Shadow and Light: The Transitory
Summer, 2004
Fiona Sampson
Four Poems
Moon Bandurria
-----For Julian
The night the sky refused to fly
dogs sang in darkness, bleached earth
lay in terraces round the hills, the screen door -
opening - set off a trail of echoes
shooting like stars across the desert.
The night the sky refused to fly
I was there. I was up in it,
my cool terrace slanting towards blackness,
tall night-ships sailing slowly west
across my forehead. These are the things we dream of
during shuttered days: the milk
throat of night pouring endlessly, soundlessly
and we, astonished at ourselves, touching it,
finding ourselves alive.
Siesta
Tush-tush. Eyes fan black.
Look:
your skin burning coral and jet.
Lashes lift turn
fall
in the room's milky breath.
Dome of a cheek.
Peonies lying half-unwrapped, the paper's
blue.
Symmetry of presence
and space
breathing against each other
filling, emptying. Full.
In The Vault Of Sleep
Heat is not a straight line it is a vault
breaking away
opening
occupied space, a cosmosphere
for sleep voyages
heat's umbrella-wing thrust out
like your arm that burning line
*
beyond skin the space of a skin opening
flags opening in bright wind roar of a clean engine
how to explain? how
the drag of space inward and out
(vacuumed flame) the bird
flaming its wing flung
how summarise
*
the magnetism
between flame's root its hair
that causal tension
closing bird-flight folded
and body-dense
the beautiful burn?
Nocturne in Blue and Black
At dusk a jeep drives this way
its headlights passing through the small avenue of ash trees
business-like as cutlery on a blue plate.
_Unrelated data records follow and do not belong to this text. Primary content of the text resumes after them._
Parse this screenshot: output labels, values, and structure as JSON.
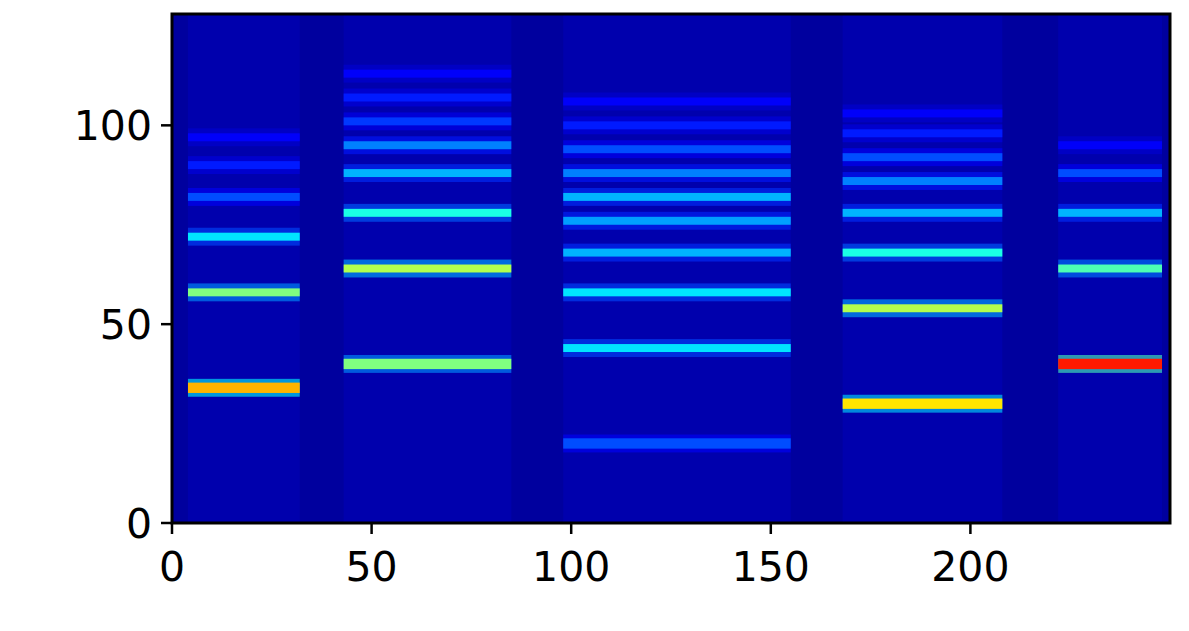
{
  "chart_data": {
    "type": "heatmap",
    "xlim": [
      0,
      250
    ],
    "ylim": [
      0,
      128
    ],
    "xticks": [
      0,
      50,
      100,
      150,
      200
    ],
    "yticks": [
      0,
      50,
      100
    ],
    "clim": [
      0,
      1
    ],
    "background": 0.03,
    "notes": [
      {
        "x0": 4,
        "x1": 32,
        "background": 0.045,
        "bands": [
          {
            "y": 34,
            "value": 0.7
          },
          {
            "y": 58,
            "value": 0.5
          },
          {
            "y": 72,
            "value": 0.35
          },
          {
            "y": 82,
            "value": 0.2
          },
          {
            "y": 90,
            "value": 0.15
          },
          {
            "y": 97,
            "value": 0.12
          }
        ]
      },
      {
        "x0": 43,
        "x1": 85,
        "background": 0.045,
        "bands": [
          {
            "y": 40,
            "value": 0.5
          },
          {
            "y": 64,
            "value": 0.55
          },
          {
            "y": 78,
            "value": 0.4
          },
          {
            "y": 88,
            "value": 0.3
          },
          {
            "y": 95,
            "value": 0.25
          },
          {
            "y": 101,
            "value": 0.18
          },
          {
            "y": 107,
            "value": 0.15
          },
          {
            "y": 113,
            "value": 0.12
          }
        ]
      },
      {
        "x0": 98,
        "x1": 155,
        "background": 0.045,
        "bands": [
          {
            "y": 20,
            "value": 0.2
          },
          {
            "y": 44,
            "value": 0.35
          },
          {
            "y": 58,
            "value": 0.35
          },
          {
            "y": 68,
            "value": 0.3
          },
          {
            "y": 76,
            "value": 0.28
          },
          {
            "y": 82,
            "value": 0.3
          },
          {
            "y": 88,
            "value": 0.25
          },
          {
            "y": 94,
            "value": 0.2
          },
          {
            "y": 100,
            "value": 0.15
          },
          {
            "y": 106,
            "value": 0.12
          }
        ]
      },
      {
        "x0": 168,
        "x1": 208,
        "background": 0.045,
        "bands": [
          {
            "y": 30,
            "value": 0.65
          },
          {
            "y": 54,
            "value": 0.55
          },
          {
            "y": 68,
            "value": 0.4
          },
          {
            "y": 78,
            "value": 0.3
          },
          {
            "y": 86,
            "value": 0.25
          },
          {
            "y": 92,
            "value": 0.2
          },
          {
            "y": 98,
            "value": 0.15
          },
          {
            "y": 103,
            "value": 0.12
          }
        ]
      },
      {
        "x0": 222,
        "x1": 248,
        "background": 0.045,
        "bands": [
          {
            "y": 40,
            "value": 0.85
          },
          {
            "y": 64,
            "value": 0.45
          },
          {
            "y": 78,
            "value": 0.3
          },
          {
            "y": 88,
            "value": 0.2
          },
          {
            "y": 95,
            "value": 0.12
          }
        ]
      }
    ]
  }
}
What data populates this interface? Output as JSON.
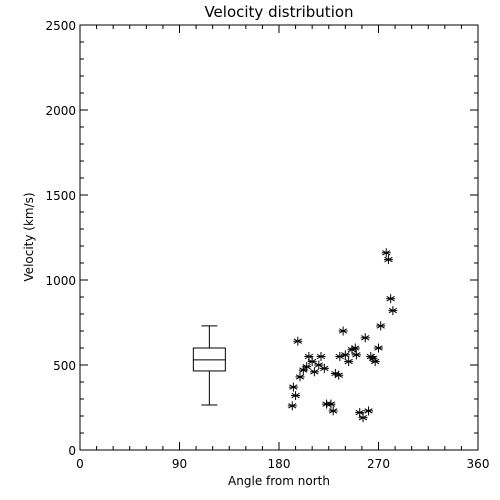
{
  "chart_data": {
    "type": "scatter",
    "title": "Velocity distribution",
    "xlabel": "Angle from north",
    "ylabel": "Velocity (km/s)",
    "xlim": [
      0,
      360
    ],
    "ylim": [
      0,
      2500
    ],
    "xticks": [
      0,
      90,
      180,
      270,
      360
    ],
    "yticks": [
      0,
      500,
      1000,
      1500,
      2000,
      2500
    ],
    "marker": "asterisk",
    "grid": false,
    "points": [
      {
        "x": 197,
        "y": 640
      },
      {
        "x": 193,
        "y": 370
      },
      {
        "x": 192,
        "y": 260
      },
      {
        "x": 195,
        "y": 320
      },
      {
        "x": 199,
        "y": 430
      },
      {
        "x": 202,
        "y": 470
      },
      {
        "x": 205,
        "y": 490
      },
      {
        "x": 207,
        "y": 550
      },
      {
        "x": 210,
        "y": 520
      },
      {
        "x": 212,
        "y": 460
      },
      {
        "x": 216,
        "y": 500
      },
      {
        "x": 218,
        "y": 550
      },
      {
        "x": 221,
        "y": 480
      },
      {
        "x": 223,
        "y": 270
      },
      {
        "x": 227,
        "y": 270
      },
      {
        "x": 229,
        "y": 230
      },
      {
        "x": 231,
        "y": 450
      },
      {
        "x": 234,
        "y": 440
      },
      {
        "x": 235,
        "y": 550
      },
      {
        "x": 238,
        "y": 700
      },
      {
        "x": 240,
        "y": 560
      },
      {
        "x": 243,
        "y": 520
      },
      {
        "x": 246,
        "y": 590
      },
      {
        "x": 249,
        "y": 600
      },
      {
        "x": 250,
        "y": 560
      },
      {
        "x": 253,
        "y": 220
      },
      {
        "x": 256,
        "y": 190
      },
      {
        "x": 258,
        "y": 660
      },
      {
        "x": 261,
        "y": 230
      },
      {
        "x": 263,
        "y": 550
      },
      {
        "x": 265,
        "y": 540
      },
      {
        "x": 267,
        "y": 520
      },
      {
        "x": 270,
        "y": 600
      },
      {
        "x": 272,
        "y": 730
      },
      {
        "x": 277,
        "y": 1160
      },
      {
        "x": 279,
        "y": 1120
      },
      {
        "x": 281,
        "y": 890
      },
      {
        "x": 283,
        "y": 820
      }
    ],
    "boxplot": {
      "x": 117,
      "min": 265,
      "q1": 465,
      "median": 530,
      "q3": 600,
      "max": 730
    }
  }
}
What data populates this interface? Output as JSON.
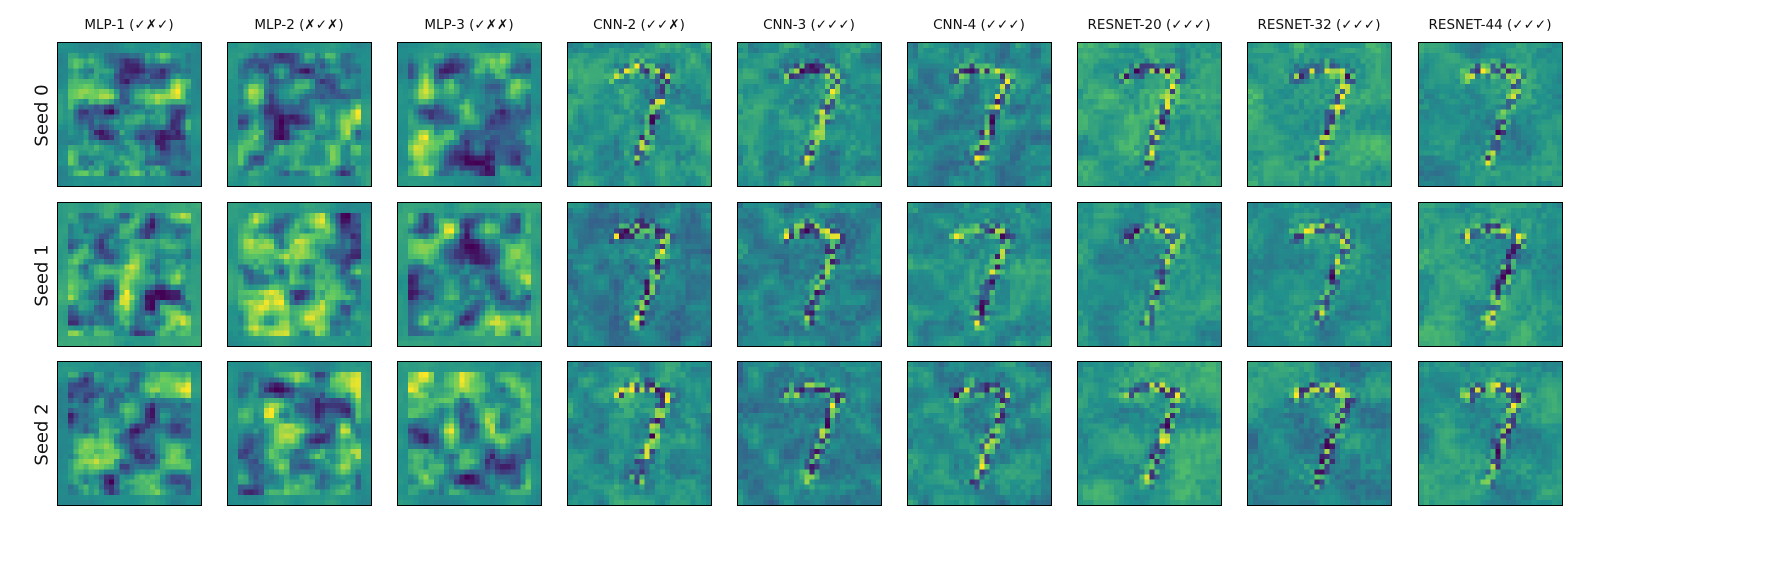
{
  "columns": [
    {
      "title": "MLP-1 (✓✗✓)",
      "family": "mlp"
    },
    {
      "title": "MLP-2 (✗✓✗)",
      "family": "mlp"
    },
    {
      "title": "MLP-3 (✓✗✗)",
      "family": "mlp"
    },
    {
      "title": "CNN-2 (✓✓✗)",
      "family": "cnn"
    },
    {
      "title": "CNN-3 (✓✓✓)",
      "family": "cnn"
    },
    {
      "title": "CNN-4 (✓✓✓)",
      "family": "cnn"
    },
    {
      "title": "RESNET-20 (✓✓✓)",
      "family": "resnet"
    },
    {
      "title": "RESNET-32 (✓✓✓)",
      "family": "resnet"
    },
    {
      "title": "RESNET-44 (✓✓✓)",
      "family": "resnet"
    }
  ],
  "rows": [
    {
      "label": "Seed 0"
    },
    {
      "label": "Seed 1"
    },
    {
      "label": "Seed 2"
    }
  ],
  "colormap": {
    "name": "viridis",
    "stops": [
      "#440154",
      "#3b528b",
      "#21918c",
      "#5ec962",
      "#fde725"
    ]
  },
  "panel_resolution": 28
}
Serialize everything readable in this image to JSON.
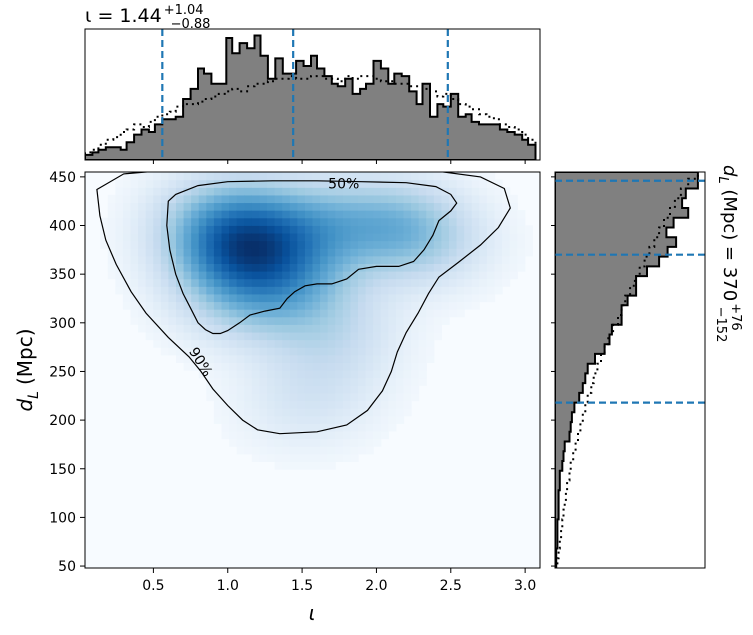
{
  "chart_data": [
    {
      "type": "histogram",
      "panel": "top-marginal",
      "title_main": "ι = 1.44",
      "title_sup": "+1.04",
      "title_sub": "−0.88",
      "xlim": [
        0.04,
        3.1
      ],
      "quantile_lines": [
        0.56,
        1.44,
        2.48
      ],
      "bins": [
        0.04,
        0.09,
        0.13,
        0.18,
        0.23,
        0.28,
        0.32,
        0.37,
        0.42,
        0.47,
        0.51,
        0.56,
        0.61,
        0.65,
        0.7,
        0.75,
        0.8,
        0.84,
        0.89,
        0.94,
        0.99,
        1.03,
        1.08,
        1.13,
        1.18,
        1.22,
        1.27,
        1.32,
        1.37,
        1.41,
        1.46,
        1.51,
        1.56,
        1.6,
        1.65,
        1.7,
        1.74,
        1.79,
        1.84,
        1.89,
        1.93,
        1.98,
        2.03,
        2.08,
        2.12,
        2.17,
        2.22,
        2.27,
        2.31,
        2.36,
        2.41,
        2.45,
        2.5,
        2.55,
        2.6,
        2.64,
        2.69,
        2.74,
        2.79,
        2.83,
        2.88,
        2.93,
        2.98,
        3.02,
        3.07
      ],
      "counts": [
        2,
        3,
        4,
        5,
        5,
        4,
        7,
        10,
        12,
        11,
        14,
        16,
        16,
        17,
        24,
        28,
        36,
        34,
        30,
        30,
        48,
        42,
        46,
        44,
        49,
        41,
        32,
        40,
        34,
        34,
        39,
        37,
        41,
        36,
        33,
        30,
        29,
        32,
        26,
        28,
        30,
        39,
        36,
        30,
        34,
        33,
        27,
        22,
        30,
        17,
        22,
        21,
        26,
        17,
        18,
        15,
        14,
        14,
        14,
        12,
        11,
        10,
        8,
        6
      ],
      "prior_counts": [
        3,
        4,
        6,
        8,
        9,
        11,
        12,
        14,
        13,
        15,
        17,
        18,
        19,
        21,
        22,
        22,
        23,
        24,
        25,
        26,
        27,
        28,
        27,
        29,
        30,
        30,
        31,
        32,
        32,
        33,
        32,
        32,
        33,
        33,
        32,
        32,
        31,
        33,
        32,
        33,
        33,
        32,
        31,
        31,
        30,
        30,
        29,
        29,
        28,
        27,
        25,
        26,
        24,
        22,
        21,
        20,
        18,
        17,
        16,
        14,
        13,
        12,
        10,
        8
      ]
    },
    {
      "type": "heatmap",
      "panel": "joint",
      "xlabel": "ι",
      "ylabel": "d",
      "ylabel_sub": "L",
      "ylabel_unit": "(Mpc)",
      "xlim": [
        0.04,
        3.1
      ],
      "ylim": [
        48,
        455
      ],
      "xticks": [
        0.5,
        1.0,
        1.5,
        2.0,
        2.5,
        3.0
      ],
      "xtick_labels": [
        "0.5",
        "1.0",
        "1.5",
        "2.0",
        "2.5",
        "3.0"
      ],
      "yticks": [
        50,
        100,
        150,
        200,
        250,
        300,
        350,
        400,
        450
      ],
      "ytick_labels": [
        "50",
        "100",
        "150",
        "200",
        "250",
        "300",
        "350",
        "400",
        "450"
      ],
      "colormap": "Blues",
      "density_peaks": [
        {
          "x": 1.1,
          "y": 372,
          "w": 1.0
        },
        {
          "x": 1.0,
          "y": 410,
          "w": 0.55
        },
        {
          "x": 1.55,
          "y": 400,
          "w": 0.5
        },
        {
          "x": 2.1,
          "y": 405,
          "w": 0.45
        },
        {
          "x": 1.45,
          "y": 340,
          "w": 0.4
        },
        {
          "x": 1.1,
          "y": 320,
          "w": 0.3
        },
        {
          "x": 1.7,
          "y": 290,
          "w": 0.25
        },
        {
          "x": 2.3,
          "y": 380,
          "w": 0.3
        },
        {
          "x": 1.6,
          "y": 240,
          "w": 0.15
        },
        {
          "x": 1.5,
          "y": 205,
          "w": 0.1
        }
      ],
      "contours": [
        {
          "label": "50%",
          "label_x": 1.78,
          "label_y": 443,
          "points": [
            [
              0.6,
              425
            ],
            [
              0.65,
              432
            ],
            [
              0.8,
              441
            ],
            [
              1.0,
              445
            ],
            [
              1.3,
              446
            ],
            [
              1.6,
              446
            ],
            [
              1.9,
              445
            ],
            [
              2.2,
              444
            ],
            [
              2.4,
              440
            ],
            [
              2.5,
              432
            ],
            [
              2.54,
              423
            ],
            [
              2.5,
              415
            ],
            [
              2.42,
              405
            ],
            [
              2.38,
              390
            ],
            [
              2.32,
              375
            ],
            [
              2.25,
              363
            ],
            [
              2.15,
              358
            ],
            [
              2.0,
              358
            ],
            [
              1.88,
              355
            ],
            [
              1.8,
              345
            ],
            [
              1.7,
              340
            ],
            [
              1.6,
              340
            ],
            [
              1.52,
              338
            ],
            [
              1.45,
              332
            ],
            [
              1.4,
              325
            ],
            [
              1.35,
              315
            ],
            [
              1.25,
              312
            ],
            [
              1.15,
              308
            ],
            [
              1.08,
              300
            ],
            [
              1.0,
              292
            ],
            [
              0.95,
              289
            ],
            [
              0.9,
              289
            ],
            [
              0.85,
              293
            ],
            [
              0.8,
              300
            ],
            [
              0.75,
              315
            ],
            [
              0.7,
              330
            ],
            [
              0.65,
              350
            ],
            [
              0.61,
              375
            ],
            [
              0.59,
              400
            ],
            [
              0.6,
              425
            ]
          ]
        },
        {
          "label": "90%",
          "label_x": 0.82,
          "label_y": 260,
          "points": [
            [
              0.12,
              437
            ],
            [
              0.3,
              453
            ],
            [
              0.6,
              457
            ],
            [
              1.0,
              458
            ],
            [
              1.5,
              458
            ],
            [
              2.0,
              458
            ],
            [
              2.4,
              456
            ],
            [
              2.7,
              450
            ],
            [
              2.86,
              438
            ],
            [
              2.9,
              418
            ],
            [
              2.82,
              398
            ],
            [
              2.7,
              380
            ],
            [
              2.55,
              362
            ],
            [
              2.42,
              347
            ],
            [
              2.35,
              330
            ],
            [
              2.28,
              310
            ],
            [
              2.2,
              290
            ],
            [
              2.14,
              270
            ],
            [
              2.1,
              250
            ],
            [
              2.04,
              230
            ],
            [
              1.94,
              210
            ],
            [
              1.8,
              195
            ],
            [
              1.6,
              188
            ],
            [
              1.35,
              186
            ],
            [
              1.2,
              190
            ],
            [
              1.1,
              200
            ],
            [
              1.0,
              215
            ],
            [
              0.9,
              232
            ],
            [
              0.82,
              250
            ],
            [
              0.74,
              265
            ],
            [
              0.6,
              285
            ],
            [
              0.45,
              310
            ],
            [
              0.35,
              332
            ],
            [
              0.25,
              360
            ],
            [
              0.18,
              385
            ],
            [
              0.14,
              410
            ],
            [
              0.12,
              437
            ]
          ]
        }
      ]
    },
    {
      "type": "histogram",
      "orientation": "horizontal",
      "panel": "right-marginal",
      "title_main": "d",
      "title_sub_L": "L",
      "title_rest": " (Mpc) = 370",
      "title_sup": "+76",
      "title_sub": "−152",
      "ylim": [
        48,
        455
      ],
      "quantile_lines": [
        218,
        370,
        446
      ],
      "bins": [
        48,
        58,
        68,
        78,
        88,
        98,
        108,
        118,
        128,
        138,
        148,
        158,
        168,
        178,
        188,
        198,
        208,
        218,
        228,
        238,
        248,
        258,
        268,
        278,
        288,
        298,
        308,
        318,
        328,
        338,
        348,
        358,
        368,
        378,
        388,
        398,
        408,
        418,
        428,
        438,
        448,
        455
      ],
      "counts": [
        1,
        1,
        2,
        2,
        2,
        3,
        3,
        3,
        4,
        4,
        6,
        7,
        8,
        12,
        13,
        14,
        16,
        20,
        23,
        25,
        27,
        33,
        41,
        45,
        47,
        55,
        55,
        60,
        67,
        67,
        76,
        86,
        93,
        100,
        92,
        98,
        110,
        105,
        108,
        118,
        118
      ],
      "prior_counts": [
        2,
        3,
        4,
        5,
        6,
        7,
        8,
        9,
        10,
        12,
        13,
        15,
        17,
        19,
        21,
        23,
        25,
        27,
        30,
        32,
        35,
        38,
        41,
        44,
        48,
        52,
        55,
        58,
        62,
        66,
        70,
        74,
        78,
        82,
        86,
        90,
        95,
        99,
        104,
        110,
        118
      ]
    }
  ]
}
Sky smudges the distance where the jeep merges
into blue dusk. The track under the headlights
is corrugated. The jeep black and business-like.
At dusk everything is black and blue,
bruised by autumn, rain, the long night to come.
The jeep rolls along the track like a china toy
and through the open window comes the smell of clay,
the lighter smell of drizzle in blue air.
The jeep passes black ash trees like forks
in the wide landscape. And the track is a knife,
dented and tarnished from over-use.
The jeep is small. Its headlights blacken the sky,
the track ahead and behind, the fields turning into sky.
Even their clay is black, the spring wheat blue
under black sky. Headlights clatter across it all,
starting a hare. Later there'll be lamping.
Behind the jeep ash trees shine in the drizzle.
The blue fields and the jeep go on into the sky.